Our analysis of employment, hours worked, hourly wages, and weekly labour earnings focuses on wage and salary workers, as minimum wage laws do not apply to the self-employed.[13] The second and fourth columns pertain to the wage or salary workers in our data. Compared to the full samples, these workers are, on average, older, more likely to be male, married, have European ethnicity (and less likely to be Maori, Pacific Islander or Asian), less likely to be studying or receiving benefit income, and have higher total incomes.
Notes
- [6]The sampling frame for the HLFS is updated every five years following the New Zealand Census. When this occurs, more complicated panel rotation rules are used to reduce the transition period to the new frame.
- [7]The information collected in the HLFS does not allow us to accurately identify individuals who are studying if they have finished secondary school and are in the labour force. This makes it difficult to meaningfully compare study rates across groups with different participation rates.
- [8]Fifteen year-olds are not covered by minimum wage legislation and thus we choose to exclude them from our current analysis. Although they may provide a suitable comparison group, the minimum schooling leaving age of 16 means that all employed 15 year-olds will be school pupils working part-time.
- [9]HLFS proxy interviews are used for 50, 38, and 27% of 16-17, 18-19, and 20-25 year-olds respectively. The vast majority of these are conducted with one of the sample member’s parents.

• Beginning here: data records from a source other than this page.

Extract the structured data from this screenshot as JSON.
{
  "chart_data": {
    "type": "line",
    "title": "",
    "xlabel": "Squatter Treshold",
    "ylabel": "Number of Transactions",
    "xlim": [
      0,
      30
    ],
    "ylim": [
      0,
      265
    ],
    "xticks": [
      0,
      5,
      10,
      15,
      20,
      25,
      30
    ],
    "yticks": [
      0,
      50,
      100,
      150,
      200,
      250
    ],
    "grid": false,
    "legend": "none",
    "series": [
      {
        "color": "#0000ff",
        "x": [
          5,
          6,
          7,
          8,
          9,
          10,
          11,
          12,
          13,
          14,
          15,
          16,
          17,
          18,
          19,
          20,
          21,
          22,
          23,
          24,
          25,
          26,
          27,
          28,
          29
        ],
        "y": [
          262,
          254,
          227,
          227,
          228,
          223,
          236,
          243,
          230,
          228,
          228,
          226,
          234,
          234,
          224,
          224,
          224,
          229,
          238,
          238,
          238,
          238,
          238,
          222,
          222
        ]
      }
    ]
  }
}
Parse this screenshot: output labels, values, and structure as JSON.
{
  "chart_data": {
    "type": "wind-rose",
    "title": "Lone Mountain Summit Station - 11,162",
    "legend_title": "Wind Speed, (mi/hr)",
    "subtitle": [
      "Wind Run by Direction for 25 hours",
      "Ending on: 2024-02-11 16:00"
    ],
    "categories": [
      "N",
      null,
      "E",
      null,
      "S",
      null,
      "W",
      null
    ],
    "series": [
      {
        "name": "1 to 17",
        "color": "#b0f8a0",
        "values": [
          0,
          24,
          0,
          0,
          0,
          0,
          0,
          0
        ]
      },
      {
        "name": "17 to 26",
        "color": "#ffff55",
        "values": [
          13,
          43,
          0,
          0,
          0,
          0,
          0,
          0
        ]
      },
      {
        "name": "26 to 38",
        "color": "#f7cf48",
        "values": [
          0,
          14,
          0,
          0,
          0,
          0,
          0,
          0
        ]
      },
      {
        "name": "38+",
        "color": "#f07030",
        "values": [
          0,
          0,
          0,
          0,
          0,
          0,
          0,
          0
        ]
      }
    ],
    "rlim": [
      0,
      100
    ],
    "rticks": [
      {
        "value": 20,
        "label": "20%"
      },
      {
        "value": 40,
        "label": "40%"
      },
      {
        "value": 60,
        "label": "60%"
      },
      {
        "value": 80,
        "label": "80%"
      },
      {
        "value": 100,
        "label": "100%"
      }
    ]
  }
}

We only have information on whether any Income Survey data for a particular observation has been imputed: data has been imputed for 11, 13, and 13% of 16-17, 18-19, and 20-25 year-olds, respectively. Also, in rare circumstances, proxy interviews are used for the income survey: this occurs for 4, 2, and 2% of 16-17, 18-19, and 20-25 year-olds respectively.
- [10]Appendix tables A1 and A2 present summary statistics comparing the proxy and imputed data to non-proxy, non-imputed observations in the HLFS and HLFS-IS samples. One key finding is that teenagers who are employment are much more likely to have their data collected by a proxy interview.
- [11]Note that these states are not all mutually exclusive – e.g. students may also be working. Labour market inactivity is defined as neither working nor studying. Study rates are higher in the annual samples because we are able to use receipt of student benefits to further classify individuals as students.
- [12]In our regression analysis, 255 observations are dropped from models of hours worked and 145 observations are dropped from models of labour earnings because of missing data or zero values on these outcomes. An additional 64, 31, 17, and 4 observations are dropped from all models with covariates using the full quarterly sample, the wage and salary quarterly sample, the full annual sample, and the wage and salary annual sample, respectively, because of missing marital status or country of birth. To handle non-positive incomes, we have censored weekly incomes at the 1st percentile of the positive all age income distribution.
- [13]We often refer to wage and salary workers simply as ‘workers’ throughout the paper. When the distinction is not obvious, we will be explicit.